The ironic part is all those diehards and Longhorn fan sites who have become so obsessed with UT’s recruiting-rankings climb in the past few weeks probably don’t realize that five years ago, in 2011, none of the major online recruiting sites ranked Charlie Strong’s first full recruiting class at Louisville in the Top 25, but it was the nucleus to back-to-back Top 15 finishes and a 23-3 mark in his final two seasons at U of L. That ’11 class produced three first-rounders (Teddy Bridgewater, Calvin Pryor and DeVante Parker); three third-rounders (John Miller, Jamon Brown and Lorenzo Mauldin); two sixth-rounders (Deiontrez Mount, Charles Gaines); and one seventh-rounder (Gerod Holliman). Louisville had eight players drafted in the first three rounds in the past two years.

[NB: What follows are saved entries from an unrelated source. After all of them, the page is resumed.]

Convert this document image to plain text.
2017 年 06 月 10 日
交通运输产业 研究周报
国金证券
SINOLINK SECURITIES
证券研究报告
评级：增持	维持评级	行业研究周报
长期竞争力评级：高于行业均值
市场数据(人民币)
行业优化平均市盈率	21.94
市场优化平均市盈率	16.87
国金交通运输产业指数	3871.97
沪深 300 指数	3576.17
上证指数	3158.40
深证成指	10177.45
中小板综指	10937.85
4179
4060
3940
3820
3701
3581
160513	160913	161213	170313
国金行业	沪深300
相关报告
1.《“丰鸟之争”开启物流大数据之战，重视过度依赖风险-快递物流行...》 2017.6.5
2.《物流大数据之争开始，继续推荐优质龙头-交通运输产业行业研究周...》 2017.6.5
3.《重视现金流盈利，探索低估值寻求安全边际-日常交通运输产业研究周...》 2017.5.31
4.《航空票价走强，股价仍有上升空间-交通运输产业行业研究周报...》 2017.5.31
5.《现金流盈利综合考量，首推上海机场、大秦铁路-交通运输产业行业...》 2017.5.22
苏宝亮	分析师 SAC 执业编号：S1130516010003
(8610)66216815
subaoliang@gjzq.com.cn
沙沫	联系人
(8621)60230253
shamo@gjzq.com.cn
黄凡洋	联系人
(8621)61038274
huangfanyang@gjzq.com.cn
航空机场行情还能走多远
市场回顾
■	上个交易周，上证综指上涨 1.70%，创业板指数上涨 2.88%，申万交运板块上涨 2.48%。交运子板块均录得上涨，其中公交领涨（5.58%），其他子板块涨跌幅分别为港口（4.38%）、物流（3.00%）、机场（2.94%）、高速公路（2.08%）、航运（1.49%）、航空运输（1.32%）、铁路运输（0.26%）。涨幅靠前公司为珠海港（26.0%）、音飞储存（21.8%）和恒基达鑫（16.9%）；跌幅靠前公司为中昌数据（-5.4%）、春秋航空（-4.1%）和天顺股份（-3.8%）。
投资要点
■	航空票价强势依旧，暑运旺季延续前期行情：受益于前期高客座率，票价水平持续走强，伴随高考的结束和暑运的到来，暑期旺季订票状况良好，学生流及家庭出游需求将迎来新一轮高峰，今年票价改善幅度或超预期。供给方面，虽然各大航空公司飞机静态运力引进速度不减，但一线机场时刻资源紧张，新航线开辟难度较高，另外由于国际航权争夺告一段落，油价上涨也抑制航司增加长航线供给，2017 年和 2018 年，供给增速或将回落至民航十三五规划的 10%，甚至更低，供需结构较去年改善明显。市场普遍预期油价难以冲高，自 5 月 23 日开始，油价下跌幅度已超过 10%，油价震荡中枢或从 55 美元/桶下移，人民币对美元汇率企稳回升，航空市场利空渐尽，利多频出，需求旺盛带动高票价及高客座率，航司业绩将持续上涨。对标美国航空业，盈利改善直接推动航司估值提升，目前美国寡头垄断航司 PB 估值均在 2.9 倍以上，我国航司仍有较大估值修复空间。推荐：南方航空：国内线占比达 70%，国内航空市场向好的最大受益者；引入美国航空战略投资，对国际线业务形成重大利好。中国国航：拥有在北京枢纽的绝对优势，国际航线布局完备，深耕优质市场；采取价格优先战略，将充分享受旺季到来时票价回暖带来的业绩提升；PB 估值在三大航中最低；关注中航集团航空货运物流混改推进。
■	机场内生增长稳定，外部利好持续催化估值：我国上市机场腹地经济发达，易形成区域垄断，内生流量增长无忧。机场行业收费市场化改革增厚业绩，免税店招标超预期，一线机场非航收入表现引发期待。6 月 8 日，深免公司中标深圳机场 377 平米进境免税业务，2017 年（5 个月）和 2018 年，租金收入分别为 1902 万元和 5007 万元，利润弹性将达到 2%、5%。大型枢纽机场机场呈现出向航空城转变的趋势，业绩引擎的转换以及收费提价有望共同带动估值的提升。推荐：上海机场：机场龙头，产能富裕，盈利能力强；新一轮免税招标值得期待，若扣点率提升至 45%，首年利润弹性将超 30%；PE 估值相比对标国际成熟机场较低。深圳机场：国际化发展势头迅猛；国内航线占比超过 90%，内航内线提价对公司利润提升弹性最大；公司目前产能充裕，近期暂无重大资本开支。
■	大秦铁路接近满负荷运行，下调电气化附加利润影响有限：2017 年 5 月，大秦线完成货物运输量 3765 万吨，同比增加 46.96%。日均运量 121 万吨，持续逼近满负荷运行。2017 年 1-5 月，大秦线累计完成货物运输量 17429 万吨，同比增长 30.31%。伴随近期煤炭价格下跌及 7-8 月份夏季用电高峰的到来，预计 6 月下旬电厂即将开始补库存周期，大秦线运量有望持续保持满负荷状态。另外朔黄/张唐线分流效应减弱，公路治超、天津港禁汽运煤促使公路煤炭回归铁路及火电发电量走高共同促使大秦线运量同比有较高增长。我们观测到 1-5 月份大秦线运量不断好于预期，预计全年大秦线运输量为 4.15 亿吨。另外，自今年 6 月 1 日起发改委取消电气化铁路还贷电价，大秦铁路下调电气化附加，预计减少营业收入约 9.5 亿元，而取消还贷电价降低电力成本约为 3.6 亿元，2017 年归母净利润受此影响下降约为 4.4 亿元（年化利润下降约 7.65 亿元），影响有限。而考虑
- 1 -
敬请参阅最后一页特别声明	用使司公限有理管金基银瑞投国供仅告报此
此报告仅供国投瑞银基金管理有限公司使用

The Cards had only seven players picked in first three rounds in the previous decade. U of L also had four first-rounders in the past two years compared to just two first-rounders in the 16 years before Strong was hired.

When I visited Strong in Austin last spring, he pointed out that in his 2011 recruiting class at Louisville only Bridgewater was hyped as a blue-chip prospect. "Those guys weren’t afraid to work because nothing was ever given to them," Strong said.

That group was hungry. Last year’s class sounded like it was. Many of those later Top 10 classes Mack Brown signed seemed to be lacking on that front. It’ll be fascinating to see if — and when — things come together on the field in Austin.